Wrapped in a pallium that partially concealed his sacred robes, the young Apaecides surveyed the disciple of that new and mysterious creed, to which at one time he had been half a convert.

'Is he, too, an impostor? Does this man, so plain and simple in life, in garb, in mien—does he too, like Arbaces, make austerity the robe of the sensualist? Does the veil of Vesta hide the vices of the prostitute?'

Olinthus, accustomed to men of all classes, and combining with the enthusiasm of his faith a profound experience of his kind, guessed, perhaps, by the index of the countenance, something of what passed within the breast of the priest. He met the survey of Apaecides with a steady eye, and a brow of serene and open candour.

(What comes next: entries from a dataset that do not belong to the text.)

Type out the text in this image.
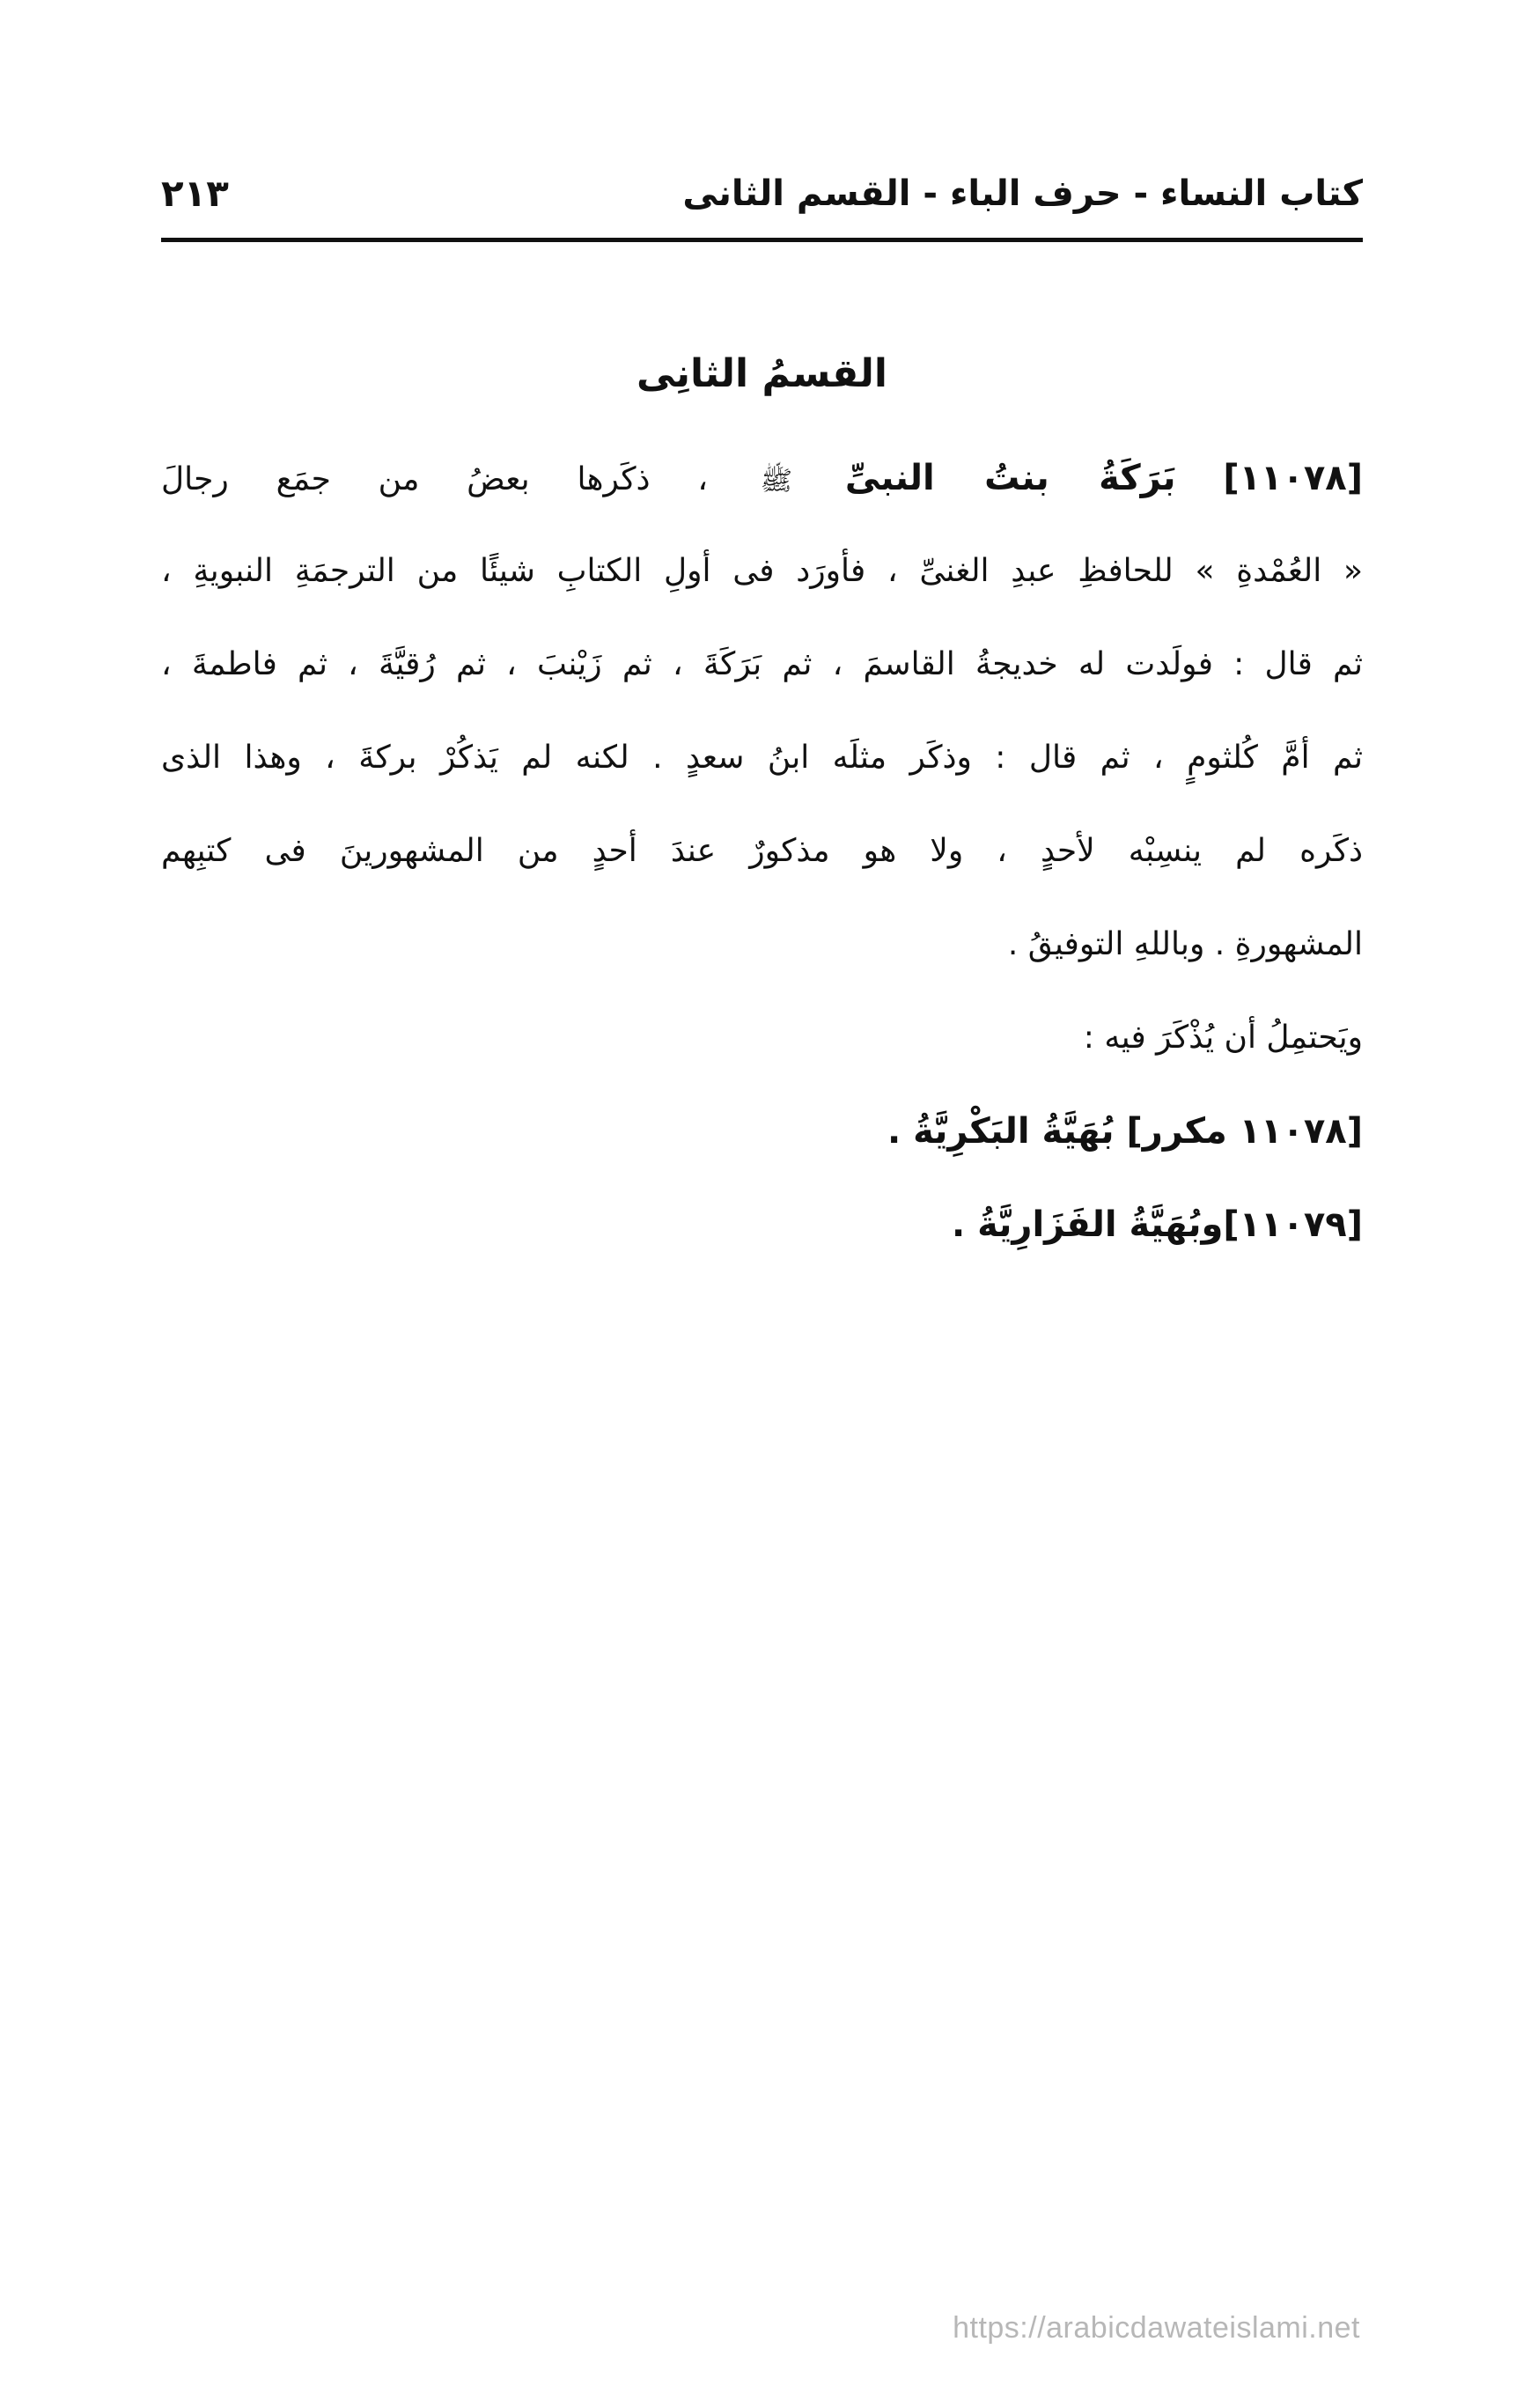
كتاب النساء - حرف الباء - القسم الثانى
٢١٣
القسمُ الثانِى
[١١٠٧٨] بَرَكَةُ بنتُ النبىِّ ﷺ ، ذكَرها بعضُ من جمَع رجالَ
« العُمْدةِ » للحافظِ عبدِ الغنىِّ ، فأورَد فى أولِ الكتابِ شيئًا من الترجمَةِ النبويةِ ،
ثم قال : فولَدت له خديجةُ القاسمَ ، ثم بَرَكَةَ ، ثم زَيْنبَ ، ثم رُقيَّةَ ، ثم فاطمةَ ،
ثم أمَّ كُلثومٍ ، ثم قال : وذكَر مثلَه ابنُ سعدٍ . لكنه لم يَذكُرْ بركةَ ، وهذا الذى
ذكَره لم ينسِبْه لأحدٍ ، ولا هو مذكورٌ عندَ أحدٍ من المشهورينَ فى كتبِهم
المشهورةِ . وباللهِ التوفيقُ .
ويَحتمِلُ أن يُذْكَرَ فيه :
[١١٠٧٨ مكرر] بُهَيَّةُ البَكْرِيَّةُ .
[١١٠٧٩]وبُهَيَّةُ الفَزَارِيَّةُ .
https://arabicdawateislami.net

'Peace be with thee!' said he, saluting Apaecides.

'Peace!' echoed the priest, in so hollow a tone that it went at once to the heart of the Nazarene.

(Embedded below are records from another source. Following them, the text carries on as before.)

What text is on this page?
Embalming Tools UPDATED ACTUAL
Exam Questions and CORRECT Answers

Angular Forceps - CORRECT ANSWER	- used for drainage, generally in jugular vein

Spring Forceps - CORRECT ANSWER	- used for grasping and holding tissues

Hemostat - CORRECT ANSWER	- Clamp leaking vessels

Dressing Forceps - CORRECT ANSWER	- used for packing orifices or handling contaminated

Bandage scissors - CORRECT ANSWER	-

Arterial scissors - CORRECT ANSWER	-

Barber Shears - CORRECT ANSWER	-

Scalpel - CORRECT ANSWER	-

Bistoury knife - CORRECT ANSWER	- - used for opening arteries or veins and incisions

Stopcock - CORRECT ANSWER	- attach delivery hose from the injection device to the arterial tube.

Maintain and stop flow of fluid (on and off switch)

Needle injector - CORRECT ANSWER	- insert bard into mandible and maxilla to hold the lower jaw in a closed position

'In that wish,' continued Olinthus, 'all good things are combined—without virtue thou canst not have peace. Like the rainbow, Peace rests upon the earth, but its arch is lost in heaven. Heaven bathes it in hues of light—it springs up amidst tears and clouds—it is a reflection of the Eternal Sun—it is an assurance of calm—it is the sign of a great covenant between Man and God. Such peace, O young man! is the smile of the soul; it is an emanation from the distant orb of immortal light. PEACE be with you!'

'Alas!' began Apaecides, when he caught the gaze of the curious loiterers, inquisitive to know what could possibly be the theme of conversation between a reputed Nazarene and a priest of Isis. He stopped short, and then added in a low tone: 'We cannot converse here, I will follow thee to the banks of the river; there is a walk which at this time is usually deserted and solitary.'

Olinthus bowed assent. He passed through the streets with a hasty step, but a quick and observant eye. Every now and then he exchanged a significant glance, a slight sign, with some passenger, whose garb usually betokened the wearer to belong to the humbler classes; for Christianity was in this the type of all other and less mighty revolutions—the grain of mustard-seed was in the heart of the lowly. Amidst the huts of poverty and labor, the vast stream which afterwards poured its broad waters beside the cities and palaces of earth took its neglected source.